The parasites found within the 2,000-year-old-feces smeared on bamboo suggest more than commodities made the trip

Poop Sticks 2
Hygiene sticks excavated at Xuanquanzhi station along the Silk Road Hui-Yuan Yeh

The Silk Road was a network of ancient commerce, connecting China with central Asia, the Middle East and the Mediterranean. It was established by the Han Dynasty in 130 B.C. and operated until 1453 when the Ottoman Empire blocked its main routes. During its heyday, the road's travelers shuttled not only silk, spices, gunpowder and paper, but also religions, new technologies and science into Europe.

Despite its many benefits, researchers have long thought that the Silk Road also spread illnesses, including anthrax and leprosy. Now, scientists finally have some proof that traders may have spread diseases along the route, reports Maev Kennedy at The Guardian.

Cambridge researchers Hui-Yuan Yeh and Piers Mitchell examined fecal material found on “hygiene sticks” in a latrine excavated at Xuanquanzhi, a large station on the Silk Road used between 111 BC and 109 AD. These hygiene sticks were made from bamboo and wrapped in cloth at one end and served as the ancients' solution to defecating in a pre-toilet paper era.
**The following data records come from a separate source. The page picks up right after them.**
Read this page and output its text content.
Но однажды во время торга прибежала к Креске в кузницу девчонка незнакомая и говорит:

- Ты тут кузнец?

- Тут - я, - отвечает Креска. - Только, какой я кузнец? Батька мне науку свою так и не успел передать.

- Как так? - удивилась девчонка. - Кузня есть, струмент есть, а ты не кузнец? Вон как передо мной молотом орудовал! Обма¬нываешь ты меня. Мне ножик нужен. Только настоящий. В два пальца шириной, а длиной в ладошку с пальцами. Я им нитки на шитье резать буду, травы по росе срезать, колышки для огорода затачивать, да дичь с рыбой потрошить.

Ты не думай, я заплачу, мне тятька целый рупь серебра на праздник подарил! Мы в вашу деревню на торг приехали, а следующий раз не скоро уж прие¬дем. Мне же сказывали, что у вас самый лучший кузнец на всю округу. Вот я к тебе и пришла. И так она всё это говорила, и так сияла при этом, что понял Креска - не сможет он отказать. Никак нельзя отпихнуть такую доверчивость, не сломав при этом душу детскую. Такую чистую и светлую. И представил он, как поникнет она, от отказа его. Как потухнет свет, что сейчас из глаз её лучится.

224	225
The scientists identified eggs from four species of parasitic worms in the material including roundworm, whipworm, tapeworm, and Chinese liver fluke, which they describe in The Journal of Archeological Science: Reports. The fluke is of particular interest. It requires marshy areas to properly develop and reproduce. But Xuanquanzhi is in the arid Tamrin basin of northwest China—nearly 1,000 miles from the closest suitable habitat. This means that the fluke's host had to have traveled some distance to reach the station.
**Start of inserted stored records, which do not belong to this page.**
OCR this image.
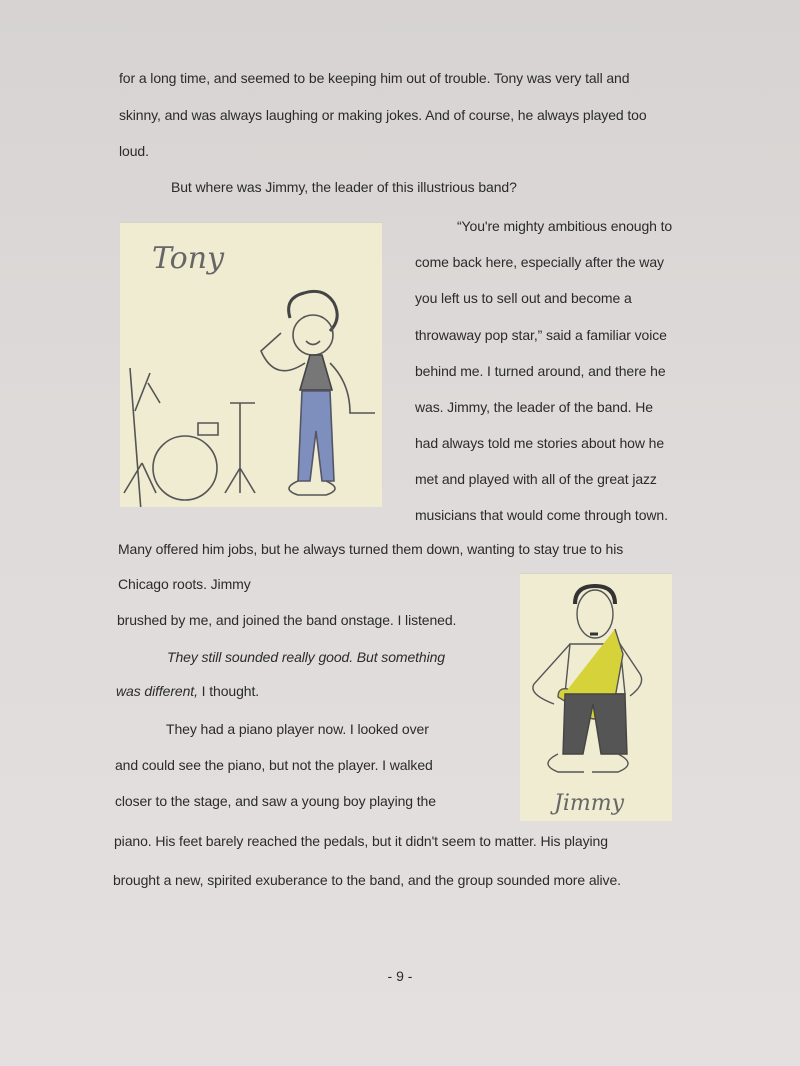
for a long time, and seemed to be keeping him out of trouble. Tony was very tall and
skinny, and was always laughing or making jokes. And of course, he always played too
loud.
But where was Jimmy, the leader of this illustrious band?
Tony
“You're mighty ambitious enough to
come back here, especially after the way
you left us to sell out and become a
throwaway pop star,” said a familiar voice
behind me. I turned around, and there he
was. Jimmy, the leader of the band. He
had always told me stories about how he
met and played with all of the great jazz
musicians that would come through town.
Many offered him jobs, but he always turned them down, wanting to stay true to his
Chicago roots. Jimmy
brushed by me, and joined the band onstage. I listened.
They still sounded really good. But something
was different, I thought.
They had a piano player now. I looked over
and could see the piano, but not the player. I walked
closer to the stage, and saw a young boy playing the	Jimmy
piano. His feet barely reached the pedals, but it didn't seem to matter. His playing
brought a new, spirited exuberance to the band, and the group sounded more alive.
- 9 -
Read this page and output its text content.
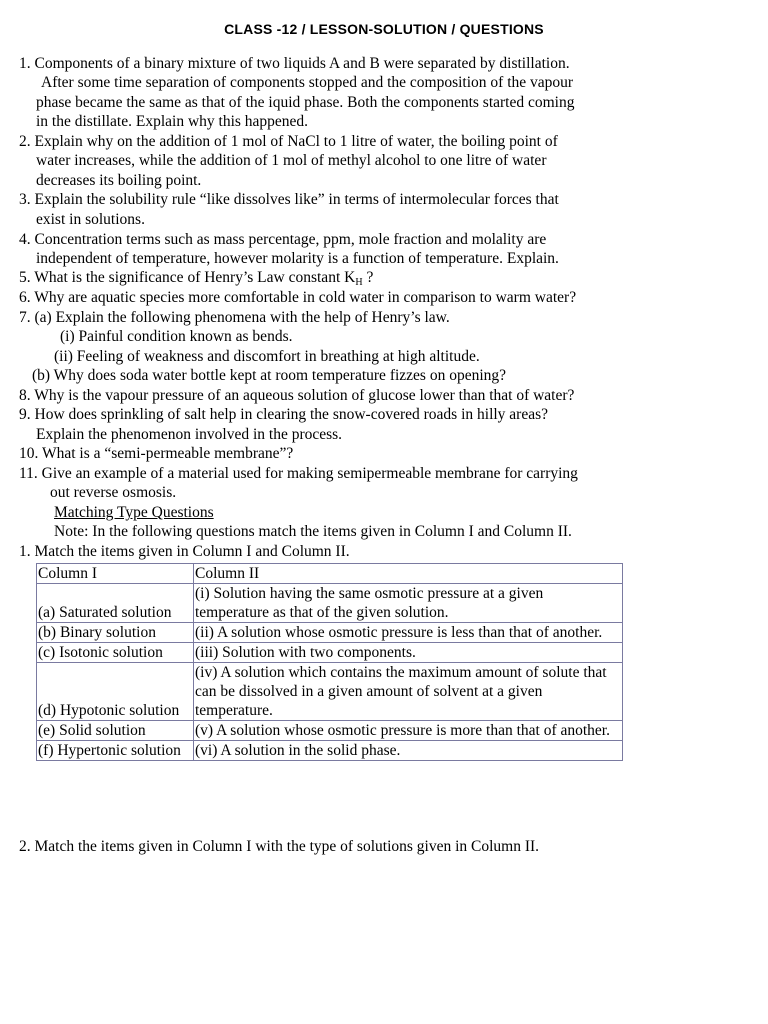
CLASS -12 / LESSON-SOLUTION / QUESTIONS
1. Components of a binary mixture of two liquids A and B were separated by distillation.
After some time separation of components stopped and the composition of the vapour
phase became the same as that of the iquid phase. Both the components started coming
in the distillate. Explain why this happened.
2. Explain why on the addition of 1 mol of NaCl to 1 litre of water, the boiling point of
water increases, while the addition of 1 mol of methyl alcohol to one litre of water
decreases its boiling point.
3. Explain the solubility rule “like dissolves like” in terms of intermolecular forces that
exist in solutions.
4. Concentration terms such as mass percentage, ppm, mole fraction and molality are
independent of temperature, however molarity is a function of temperature. Explain.
5. What is the significance of Henry’s Law constant $K_H$ ?
6. Why are aquatic species more comfortable in cold water in comparison to warm water?
7. (a) Explain the following phenomena with the help of Henry’s law.
(i) Painful condition known as bends.
(ii) Feeling of weakness and discomfort in breathing at high altitude.
(b) Why does soda water bottle kept at room temperature fizzes on opening?
8. Why is the vapour pressure of an aqueous solution of glucose lower than that of water?
9. How does sprinkling of salt help in clearing the snow-covered roads in hilly areas?
Explain the phenomenon involved in the process.
10. What is a “semi-permeable membrane”?
11. Give an example of a material used for making semipermeable membrane for carrying
out reverse osmosis.
Matching Type Questions
Note: In the following questions match the items given in Column I and Column II.
1. Match the items given in Column I and Column II.
Column I	Column II
(a) Saturated solution	(i) Solution having the same osmotic pressure at a given temperature as that of the given solution.
(b) Binary solution	(ii) A solution whose osmotic pressure is less than that of another.
(c) Isotonic solution	(iii) Solution with two components.
(d) Hypotonic solution	(iv) A solution which contains the maximum amount of solute that can be dissolved in a given amount of solvent at a given temperature.
(e) Solid solution	(v) A solution whose osmotic pressure is more than that of another.
(f) Hypertonic solution	(vi) A solution in the solid phase.
2. Match the items given in Column I with the type of solutions given in Column II.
“When I first saw the Chinese liver fluke egg down the microscope I knew that we had made a momentous discovery,” study co-author Hui-Yuan Yeh says in the press release. “Our study is the first to use archaeological evidence from a site on the Silk Road to demonstrate that travelers were taking infectious diseases with them over these huge distances.”
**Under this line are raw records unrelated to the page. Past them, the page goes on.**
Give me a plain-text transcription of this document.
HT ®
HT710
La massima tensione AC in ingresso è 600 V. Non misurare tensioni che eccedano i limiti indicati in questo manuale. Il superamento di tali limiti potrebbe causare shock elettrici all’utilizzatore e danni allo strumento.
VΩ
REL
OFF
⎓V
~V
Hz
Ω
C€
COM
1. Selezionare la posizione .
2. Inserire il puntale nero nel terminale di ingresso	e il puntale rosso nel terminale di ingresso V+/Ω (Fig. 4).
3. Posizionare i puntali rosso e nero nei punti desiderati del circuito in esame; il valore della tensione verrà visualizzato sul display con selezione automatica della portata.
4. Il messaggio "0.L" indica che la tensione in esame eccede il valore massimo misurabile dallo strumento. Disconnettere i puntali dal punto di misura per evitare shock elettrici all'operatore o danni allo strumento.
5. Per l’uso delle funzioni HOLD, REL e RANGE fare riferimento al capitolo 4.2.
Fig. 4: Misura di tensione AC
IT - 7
Notably, these hygiene sticks were actually excavated 20 years ago, Kennedy reports. While documents discovered during the dig—some even written on silk or walls—were celebrated, scientists largely ignored the sticks. But Hui-Yuan Yeh was excited to learn about the sticks and soon sent samples to Mitchell, a biological anthropologist and medical historian who studies the parasites found in feces.

There is already some strong evidence for other diseases spreading along the route. For instance, in 2013 National Institutes of Health researchers determined that Behcet’s disease, a genetic autoimmune disease, clusters in communities along the ancient Silk Road. Another study suggests that fleas on wild gerbils in Central Asia likely passed plague bacteria to Silk Road traders, which led to plague outbreaks in Europe years later.

Yet this latest find provides direct evidence for the presence of parasites.  “Our finding suggests that we now know for sure that the Silk Road was responsible for spreading infectious diseases in ancient times,” Mitchell writes at The Conversation. “This makes more likely previous proposals that bubonic plague, leprosy and anthrax could also have been spread along it.”